Make sure to change the operation on the condition from is to includes because an exact match on the Referer field is not possible for all users. Enter your full friendly name as the value. My resulting rule is shown below: Show page or portlet when current Date.Year is 1997 or current Browser Capability.Referer includes /search/center Otherwise hide Following this rule, your existing visibility rule logic is applied; If the page is not to be shown, the rule would then interrogate the Referer HTTP header. If it was determined to be a link from the Search Center page, the page will be displayed.

Modify the default rule caching policy: By default, the PZN rules engine caches many aspects of the attribute based administration rules. One item of specific interest which is related to our steps here is the cache of the rule results.
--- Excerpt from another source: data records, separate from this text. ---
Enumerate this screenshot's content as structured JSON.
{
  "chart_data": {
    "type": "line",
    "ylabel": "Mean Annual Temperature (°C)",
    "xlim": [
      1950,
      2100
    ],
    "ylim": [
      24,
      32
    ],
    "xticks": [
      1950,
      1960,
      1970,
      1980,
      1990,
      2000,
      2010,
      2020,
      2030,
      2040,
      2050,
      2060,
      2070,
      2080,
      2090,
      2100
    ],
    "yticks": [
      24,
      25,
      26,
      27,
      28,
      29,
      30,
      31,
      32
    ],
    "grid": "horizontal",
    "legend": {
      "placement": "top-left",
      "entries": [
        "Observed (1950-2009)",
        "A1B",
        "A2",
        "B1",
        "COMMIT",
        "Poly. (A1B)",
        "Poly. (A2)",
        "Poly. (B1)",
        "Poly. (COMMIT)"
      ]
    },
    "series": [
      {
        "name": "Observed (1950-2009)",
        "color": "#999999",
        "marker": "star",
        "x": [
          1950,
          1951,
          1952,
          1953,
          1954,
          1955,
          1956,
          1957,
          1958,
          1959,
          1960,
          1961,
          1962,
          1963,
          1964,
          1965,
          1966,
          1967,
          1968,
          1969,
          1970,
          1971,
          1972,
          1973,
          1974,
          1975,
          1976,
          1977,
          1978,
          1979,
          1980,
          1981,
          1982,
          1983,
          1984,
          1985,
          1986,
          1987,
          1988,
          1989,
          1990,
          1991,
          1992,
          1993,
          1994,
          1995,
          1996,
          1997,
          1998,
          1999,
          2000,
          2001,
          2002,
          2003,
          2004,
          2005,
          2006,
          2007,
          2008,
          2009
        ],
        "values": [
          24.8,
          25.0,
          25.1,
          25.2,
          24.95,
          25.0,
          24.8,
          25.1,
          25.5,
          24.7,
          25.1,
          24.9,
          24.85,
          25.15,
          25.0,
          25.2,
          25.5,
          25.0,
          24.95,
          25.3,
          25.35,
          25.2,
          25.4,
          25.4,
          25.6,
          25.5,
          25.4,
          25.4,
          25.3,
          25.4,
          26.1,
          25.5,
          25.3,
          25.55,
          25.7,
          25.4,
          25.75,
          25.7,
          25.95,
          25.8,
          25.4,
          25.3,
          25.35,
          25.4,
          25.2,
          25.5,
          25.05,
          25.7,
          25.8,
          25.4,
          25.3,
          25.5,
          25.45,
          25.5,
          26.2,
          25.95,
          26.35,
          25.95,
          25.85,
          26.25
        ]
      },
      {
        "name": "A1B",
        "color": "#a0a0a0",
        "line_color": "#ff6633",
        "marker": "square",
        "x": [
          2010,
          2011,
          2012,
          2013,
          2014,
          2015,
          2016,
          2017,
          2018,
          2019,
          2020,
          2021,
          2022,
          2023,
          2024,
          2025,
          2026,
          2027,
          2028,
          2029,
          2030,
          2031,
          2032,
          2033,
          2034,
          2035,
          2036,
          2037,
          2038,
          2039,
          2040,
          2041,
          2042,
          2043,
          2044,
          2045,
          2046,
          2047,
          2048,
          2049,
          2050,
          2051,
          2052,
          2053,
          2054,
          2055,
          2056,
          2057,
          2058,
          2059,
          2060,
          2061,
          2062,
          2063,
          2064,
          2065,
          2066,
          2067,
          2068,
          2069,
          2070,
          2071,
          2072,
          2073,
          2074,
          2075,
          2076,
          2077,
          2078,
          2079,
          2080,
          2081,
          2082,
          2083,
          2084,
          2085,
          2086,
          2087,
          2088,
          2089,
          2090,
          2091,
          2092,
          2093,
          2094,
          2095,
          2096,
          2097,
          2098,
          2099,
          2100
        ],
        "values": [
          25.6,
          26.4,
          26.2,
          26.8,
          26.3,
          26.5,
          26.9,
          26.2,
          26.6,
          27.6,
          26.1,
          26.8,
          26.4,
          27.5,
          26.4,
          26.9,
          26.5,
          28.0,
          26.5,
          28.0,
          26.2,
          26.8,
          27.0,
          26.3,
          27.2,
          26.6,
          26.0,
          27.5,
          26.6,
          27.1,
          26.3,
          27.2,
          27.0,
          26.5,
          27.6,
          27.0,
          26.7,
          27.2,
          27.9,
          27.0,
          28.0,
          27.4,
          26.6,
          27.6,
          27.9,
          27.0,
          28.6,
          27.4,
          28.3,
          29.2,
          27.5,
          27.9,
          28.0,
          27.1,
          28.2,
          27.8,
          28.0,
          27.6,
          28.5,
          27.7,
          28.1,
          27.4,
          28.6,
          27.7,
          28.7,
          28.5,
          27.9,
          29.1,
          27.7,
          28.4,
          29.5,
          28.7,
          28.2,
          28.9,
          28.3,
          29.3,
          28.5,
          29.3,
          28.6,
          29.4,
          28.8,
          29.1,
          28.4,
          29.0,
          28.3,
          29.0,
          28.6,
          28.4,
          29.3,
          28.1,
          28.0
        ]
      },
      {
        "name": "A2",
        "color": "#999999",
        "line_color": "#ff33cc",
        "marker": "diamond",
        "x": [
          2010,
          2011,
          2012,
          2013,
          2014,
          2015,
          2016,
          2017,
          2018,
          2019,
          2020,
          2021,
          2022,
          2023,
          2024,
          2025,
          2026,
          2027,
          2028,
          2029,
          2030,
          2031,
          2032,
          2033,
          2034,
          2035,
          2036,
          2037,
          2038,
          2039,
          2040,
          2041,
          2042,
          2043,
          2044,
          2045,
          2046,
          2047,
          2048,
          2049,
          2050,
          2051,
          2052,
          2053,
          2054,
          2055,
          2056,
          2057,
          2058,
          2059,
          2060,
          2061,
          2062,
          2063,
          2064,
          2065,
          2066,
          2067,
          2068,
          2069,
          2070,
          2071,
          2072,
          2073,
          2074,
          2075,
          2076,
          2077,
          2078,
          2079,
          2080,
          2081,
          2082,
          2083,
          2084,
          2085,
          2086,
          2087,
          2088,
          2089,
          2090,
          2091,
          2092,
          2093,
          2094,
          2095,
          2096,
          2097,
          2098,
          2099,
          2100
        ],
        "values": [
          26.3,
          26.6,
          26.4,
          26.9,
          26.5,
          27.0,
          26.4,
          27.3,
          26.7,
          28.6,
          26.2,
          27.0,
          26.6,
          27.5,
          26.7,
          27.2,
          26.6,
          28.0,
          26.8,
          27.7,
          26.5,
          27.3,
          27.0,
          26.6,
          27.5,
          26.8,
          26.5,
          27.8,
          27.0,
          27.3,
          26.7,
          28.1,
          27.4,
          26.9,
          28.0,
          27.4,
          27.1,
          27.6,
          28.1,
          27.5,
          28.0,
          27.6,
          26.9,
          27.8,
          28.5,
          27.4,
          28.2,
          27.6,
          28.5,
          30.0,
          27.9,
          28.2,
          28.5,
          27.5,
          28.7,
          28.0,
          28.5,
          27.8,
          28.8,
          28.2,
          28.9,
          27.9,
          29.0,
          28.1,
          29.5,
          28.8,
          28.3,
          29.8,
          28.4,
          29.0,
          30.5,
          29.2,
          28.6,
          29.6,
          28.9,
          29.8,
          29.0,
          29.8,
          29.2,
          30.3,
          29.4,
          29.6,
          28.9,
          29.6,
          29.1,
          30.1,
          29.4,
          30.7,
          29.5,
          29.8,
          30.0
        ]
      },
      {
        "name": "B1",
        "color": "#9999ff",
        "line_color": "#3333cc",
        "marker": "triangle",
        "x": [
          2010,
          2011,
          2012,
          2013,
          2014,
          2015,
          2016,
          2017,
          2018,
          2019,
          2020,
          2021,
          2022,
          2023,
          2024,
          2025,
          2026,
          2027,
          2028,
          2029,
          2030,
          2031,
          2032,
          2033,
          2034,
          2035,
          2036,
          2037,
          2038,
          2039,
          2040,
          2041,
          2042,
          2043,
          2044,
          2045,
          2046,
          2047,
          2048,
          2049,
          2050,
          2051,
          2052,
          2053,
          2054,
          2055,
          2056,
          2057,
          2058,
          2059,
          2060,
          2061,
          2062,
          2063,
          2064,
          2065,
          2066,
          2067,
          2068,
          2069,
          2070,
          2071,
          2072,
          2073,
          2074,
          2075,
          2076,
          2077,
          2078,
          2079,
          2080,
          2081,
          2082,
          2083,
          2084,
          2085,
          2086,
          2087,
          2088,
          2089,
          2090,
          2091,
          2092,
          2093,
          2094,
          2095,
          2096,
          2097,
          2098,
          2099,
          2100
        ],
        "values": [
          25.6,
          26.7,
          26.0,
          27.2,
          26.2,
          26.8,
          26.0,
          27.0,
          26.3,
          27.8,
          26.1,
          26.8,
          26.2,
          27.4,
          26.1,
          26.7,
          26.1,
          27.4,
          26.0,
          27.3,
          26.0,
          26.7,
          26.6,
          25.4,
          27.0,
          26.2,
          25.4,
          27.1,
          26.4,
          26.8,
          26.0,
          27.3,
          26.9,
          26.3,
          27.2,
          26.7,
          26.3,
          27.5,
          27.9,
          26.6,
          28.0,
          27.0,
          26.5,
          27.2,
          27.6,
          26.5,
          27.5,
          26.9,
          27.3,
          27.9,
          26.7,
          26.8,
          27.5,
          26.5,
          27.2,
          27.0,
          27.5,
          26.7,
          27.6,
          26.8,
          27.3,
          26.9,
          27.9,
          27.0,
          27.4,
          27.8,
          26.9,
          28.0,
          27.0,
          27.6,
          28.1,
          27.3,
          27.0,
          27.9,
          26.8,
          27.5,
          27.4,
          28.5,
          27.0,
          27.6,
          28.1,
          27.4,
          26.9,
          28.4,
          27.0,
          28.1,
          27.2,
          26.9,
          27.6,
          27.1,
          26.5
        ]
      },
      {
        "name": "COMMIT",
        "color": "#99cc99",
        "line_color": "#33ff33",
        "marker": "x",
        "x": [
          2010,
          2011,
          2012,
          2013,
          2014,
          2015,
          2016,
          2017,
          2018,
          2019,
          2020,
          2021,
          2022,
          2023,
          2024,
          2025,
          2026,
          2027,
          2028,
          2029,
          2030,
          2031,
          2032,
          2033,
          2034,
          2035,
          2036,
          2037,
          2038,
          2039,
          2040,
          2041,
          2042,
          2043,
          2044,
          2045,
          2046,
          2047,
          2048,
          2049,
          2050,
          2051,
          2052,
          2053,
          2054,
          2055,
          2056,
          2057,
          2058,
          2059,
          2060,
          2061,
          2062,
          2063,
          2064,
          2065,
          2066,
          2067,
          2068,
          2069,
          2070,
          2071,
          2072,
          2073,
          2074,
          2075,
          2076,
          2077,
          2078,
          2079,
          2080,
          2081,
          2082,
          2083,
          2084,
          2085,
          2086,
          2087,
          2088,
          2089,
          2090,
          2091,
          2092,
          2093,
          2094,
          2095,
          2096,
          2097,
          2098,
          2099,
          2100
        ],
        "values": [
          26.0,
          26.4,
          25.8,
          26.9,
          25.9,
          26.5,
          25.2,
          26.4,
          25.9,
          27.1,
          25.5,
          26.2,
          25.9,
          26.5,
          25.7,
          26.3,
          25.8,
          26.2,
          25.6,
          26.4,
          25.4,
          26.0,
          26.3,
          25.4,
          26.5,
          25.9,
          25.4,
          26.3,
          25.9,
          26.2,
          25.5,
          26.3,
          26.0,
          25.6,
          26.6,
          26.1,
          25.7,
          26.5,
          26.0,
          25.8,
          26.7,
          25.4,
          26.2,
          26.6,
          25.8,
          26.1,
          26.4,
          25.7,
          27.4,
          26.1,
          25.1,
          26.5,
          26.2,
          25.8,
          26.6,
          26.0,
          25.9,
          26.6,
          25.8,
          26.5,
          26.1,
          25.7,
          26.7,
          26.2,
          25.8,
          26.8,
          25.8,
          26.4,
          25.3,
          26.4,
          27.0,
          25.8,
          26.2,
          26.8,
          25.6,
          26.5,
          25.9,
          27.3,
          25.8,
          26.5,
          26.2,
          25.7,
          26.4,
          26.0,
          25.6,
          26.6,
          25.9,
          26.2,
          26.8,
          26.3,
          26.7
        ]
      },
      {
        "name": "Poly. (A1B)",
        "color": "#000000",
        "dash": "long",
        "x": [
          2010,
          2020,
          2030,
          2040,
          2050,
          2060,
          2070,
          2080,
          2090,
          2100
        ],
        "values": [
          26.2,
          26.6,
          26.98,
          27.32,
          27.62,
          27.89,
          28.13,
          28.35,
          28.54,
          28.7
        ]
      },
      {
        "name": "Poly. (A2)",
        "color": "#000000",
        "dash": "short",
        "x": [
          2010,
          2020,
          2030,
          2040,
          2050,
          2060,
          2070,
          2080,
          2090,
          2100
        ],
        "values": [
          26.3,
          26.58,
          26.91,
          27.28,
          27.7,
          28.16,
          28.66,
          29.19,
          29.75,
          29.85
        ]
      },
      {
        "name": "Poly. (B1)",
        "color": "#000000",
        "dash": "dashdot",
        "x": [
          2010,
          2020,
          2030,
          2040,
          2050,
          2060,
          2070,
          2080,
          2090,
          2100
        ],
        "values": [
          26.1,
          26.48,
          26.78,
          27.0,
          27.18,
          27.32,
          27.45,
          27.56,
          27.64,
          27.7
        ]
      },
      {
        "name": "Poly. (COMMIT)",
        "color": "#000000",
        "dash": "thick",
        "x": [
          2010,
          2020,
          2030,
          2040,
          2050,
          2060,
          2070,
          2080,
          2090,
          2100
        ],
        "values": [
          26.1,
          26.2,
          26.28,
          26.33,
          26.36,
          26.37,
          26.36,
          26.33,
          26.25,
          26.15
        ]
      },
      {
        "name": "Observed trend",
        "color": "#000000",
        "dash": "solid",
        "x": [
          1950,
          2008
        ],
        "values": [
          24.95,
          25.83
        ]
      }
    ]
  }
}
Per user, after the PZN engine executes a rule once, it caches the value of whether to HIDE or SHOW a page. In our case, we would like the rule to be invoked every time, because the value of the referer header changes from request to request. As a result of our changes so far, there are inconsistent behaviors seen due to the caching. For example, when I first navigate to the page to be normally hidden, the rule is cached in the Portal JVM to indicate to HIDE this page it didn't have a referer of /search/center. However, when I search for this page, and click on the search results link in the Search Center, the cached value is used and the page is still hidden. Conversely, if I choose to NOT navigate to the page to be hidden's parent, and immediately execute a search, the rule has not yet been invoked for my user session. When the search results present the link to the hidden page, and I click on it, the rule is THEN fired, and evaluated to SHOW, and cached. This is pretty close to working how I want it to, but after a few more clicks to other pages, when returning to the hidden page without going through the Search center, the cached value of SHOW still applies and I can still see the page. One alternative is to completely disable the rule result caching: 1) Edit the following file to disable caching: /PortalServer/config/config/services/PersonalizationService.properties Use this property to determine whether or not to cache the results of rules 1. used in attribute based admin. rulesEngine.attributeBasedAdmin.enableCaching=false 2. Restart Portal A second alternative involves programmatically/manually invalidating individual rule result cache using the Personalization public API method call: com.ibm.websphere.personalization.transformation.PznTransformationModel.invalidate(request, rulename) Where: -request is the PortletRequest and -ruleName is a String relative to the PZN Workspace. My rule is a sibling to the alwaysHide rule immediately under /Workspace, so my ruleName is /mySearchRule.